We thus arrive at the central point of my own conception of development, and of Driesch's later views, which were developed in a most able and suggestive though somewhat abstruse manner in his Analytische Theorie der organischen Entwicklung ('94), and slightly modified in a later paper published jointly with Morgan ('95, 2). The gist of Driesch's theory is as follows. All the nuclei are equivalent, and all contain the same idioplasm equally distributed to them by mitotic division. Through the influence of this idioplasm the cytoplasm of the egg, or of the blastomeres derived from it, undergoes specific and progressive changes, each change reacting upon the nucleus and thus inciting a new change. These changes differ in different regions of the egg because of pre-existing differences, chemical and physical, in the cytoplasmic structure ; and these form the conditions (" Formbildungsfaktoren ") under which the idioplasm operates. Some of these conditions are purely mechanical, such as the shape of the ovum, the distribution of deutoplasm, and the like. Others, and probably the more important, are far more subtle, such as the distribution of different chemical substances in the cytoplasm, and the unknown polarities of the cytoplasmic molecules.

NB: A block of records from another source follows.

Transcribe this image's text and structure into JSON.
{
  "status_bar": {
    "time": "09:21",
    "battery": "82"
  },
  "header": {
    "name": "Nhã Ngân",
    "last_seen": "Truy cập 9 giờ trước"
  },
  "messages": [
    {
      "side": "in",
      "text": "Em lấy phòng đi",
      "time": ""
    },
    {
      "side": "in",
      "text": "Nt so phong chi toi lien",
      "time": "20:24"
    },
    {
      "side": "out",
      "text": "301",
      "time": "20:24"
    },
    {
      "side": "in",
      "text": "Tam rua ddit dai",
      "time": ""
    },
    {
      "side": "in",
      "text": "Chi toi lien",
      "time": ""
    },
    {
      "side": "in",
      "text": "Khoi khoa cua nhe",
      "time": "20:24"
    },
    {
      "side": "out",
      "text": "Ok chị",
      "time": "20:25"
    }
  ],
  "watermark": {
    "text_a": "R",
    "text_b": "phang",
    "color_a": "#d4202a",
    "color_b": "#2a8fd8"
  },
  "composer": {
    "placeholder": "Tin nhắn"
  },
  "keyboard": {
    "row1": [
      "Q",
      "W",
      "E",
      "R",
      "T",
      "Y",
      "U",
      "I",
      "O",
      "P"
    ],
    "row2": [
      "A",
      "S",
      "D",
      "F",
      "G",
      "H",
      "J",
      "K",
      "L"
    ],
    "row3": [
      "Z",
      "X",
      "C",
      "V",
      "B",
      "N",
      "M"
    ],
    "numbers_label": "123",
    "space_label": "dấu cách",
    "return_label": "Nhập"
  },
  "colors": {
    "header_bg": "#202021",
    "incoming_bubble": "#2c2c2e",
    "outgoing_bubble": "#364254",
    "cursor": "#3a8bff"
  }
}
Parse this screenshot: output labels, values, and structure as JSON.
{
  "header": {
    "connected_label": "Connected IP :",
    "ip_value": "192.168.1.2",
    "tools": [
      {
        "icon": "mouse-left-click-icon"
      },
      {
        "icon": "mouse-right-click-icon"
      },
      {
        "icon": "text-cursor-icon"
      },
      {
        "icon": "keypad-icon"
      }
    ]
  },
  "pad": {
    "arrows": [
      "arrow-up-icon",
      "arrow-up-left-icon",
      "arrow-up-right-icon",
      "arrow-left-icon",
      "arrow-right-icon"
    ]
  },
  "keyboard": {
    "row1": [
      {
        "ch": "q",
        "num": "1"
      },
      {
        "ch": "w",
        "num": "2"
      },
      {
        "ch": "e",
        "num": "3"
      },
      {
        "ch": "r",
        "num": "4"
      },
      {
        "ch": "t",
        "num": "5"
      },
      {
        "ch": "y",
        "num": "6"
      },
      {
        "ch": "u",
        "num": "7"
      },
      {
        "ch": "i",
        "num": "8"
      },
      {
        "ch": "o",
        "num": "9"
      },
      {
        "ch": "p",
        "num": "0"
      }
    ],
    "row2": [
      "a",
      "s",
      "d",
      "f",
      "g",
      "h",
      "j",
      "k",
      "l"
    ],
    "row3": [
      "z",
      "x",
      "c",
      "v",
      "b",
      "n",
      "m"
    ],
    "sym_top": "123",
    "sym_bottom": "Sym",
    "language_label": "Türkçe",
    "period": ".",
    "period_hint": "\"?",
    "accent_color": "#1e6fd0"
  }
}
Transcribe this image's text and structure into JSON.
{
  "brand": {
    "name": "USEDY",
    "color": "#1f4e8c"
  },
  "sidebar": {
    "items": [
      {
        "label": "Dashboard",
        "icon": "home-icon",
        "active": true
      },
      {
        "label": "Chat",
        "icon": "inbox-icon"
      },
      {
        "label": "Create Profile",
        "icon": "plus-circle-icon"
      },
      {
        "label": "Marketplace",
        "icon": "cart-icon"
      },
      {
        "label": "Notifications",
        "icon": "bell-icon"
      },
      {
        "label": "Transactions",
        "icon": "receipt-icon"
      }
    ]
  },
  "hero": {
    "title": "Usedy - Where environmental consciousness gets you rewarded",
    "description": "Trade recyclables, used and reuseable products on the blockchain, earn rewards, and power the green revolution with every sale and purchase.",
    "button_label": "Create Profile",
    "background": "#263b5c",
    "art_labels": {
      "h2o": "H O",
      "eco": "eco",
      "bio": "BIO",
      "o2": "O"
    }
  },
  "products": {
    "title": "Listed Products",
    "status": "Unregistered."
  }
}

A nearly related conception was developed with admirable clearness by Oscar Hertwig ('94) nearly at the same time. Both Driesch and Hertwig thus retreated in a measure towards the theory of germinal localization in the cytoplasm, which both had at first rejected ; but only to a middle ground which lies between the two extremes of the strict predestination theory and the theory of cytoplasmic isotropy. For these writers now maintain that the initial cytoplasmic localization of the formative conditions is of limited extent and determines only the earlier steps of development. With each forward step new conditions (chemical differentiations and the like) are established which form the basis for the ensuing change, and so on in ever-increasing complexity. This view is substantially the same as that which I have myself urged in several earlier works, and I have pointed out how it enables us to reconcile the apparent contradiction between the partial development of isolated blastomeres of such forms as the ctenophore, on the one hand, with the total development of such forms as Amphioxus or the echinoderm, on the other. In the latter case we may suppose the cytoplasmic differentiation to be but feebly established at the beginning, and the blastomeres remain for a time in a plastic state, which enables them on isolation to revert to the condition of the original entire ovum. In the former case the initial differentiation is more extensive or more rigidly fixed, so. that the development of the blastomere is from the beginning hemmed in by the cytoplasmic conditions, and its powers are correspondingly limited. In such cases the cleavage may exhibit more or less of a mosaic-like character, and the theory of cytoplasmic localization acquires a real meaning and value.